Parnab has created a personal idiom of using spaces for theatre exploration. He has extensively worked on a range of human rights issues which include specific theatre projects on anti-uranium project struggle in Jadugoda, Save Tenzin Delek campaign, rehabilitation after industrial shutdowns, shelter issue of the de-notified tribes, a widely acclaimed cycle of 12 plays against Gujarat genocide, and a range of issues on north-east with special reference to Armed Forces Special Powers Act, 1958.

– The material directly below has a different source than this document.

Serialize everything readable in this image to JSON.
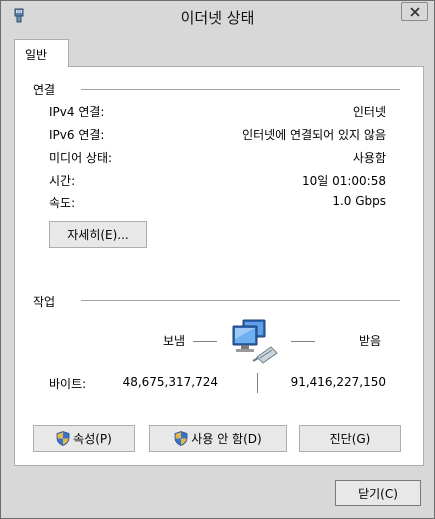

He is the artistic director of Best of Kolkata Campus- an autonomous non-registered performance collective and a performance foundry, that has completed 18 years of doing dedicated theatre in found spaces and public arena.

Some of the most memorable productions of the collective include Trilogy of Unrest (Hamletmachine, Necropolis, This room is not my room), River Series (used as a exploratory adocacy tool by Unifem, Undoc and Kripa Foundation), Only Curfew, Rehearsing Antigone, Raktakarabi-an urban sound opera, Buddha Files, Kasper-dipped and shredded, They Also Work, Dead-Talk series, Conversations with the dead, Crisis of Civilisation, Shakespeare shorts, Man to Man talk, Inviting Ibsen for a Dinner with Ibsen, Your path wrong path and And the Dead Tree Gives no Shelter.

Four of his major workshop modules: Freedomspeak, The Otherness of the Body, Conflict as a Text and The Elastic Body have been conducted with major theatre groups and campuses all over the country. He has written four books of performance texts. He curates a series called Talk Gandhi and the Festival of Here and Now.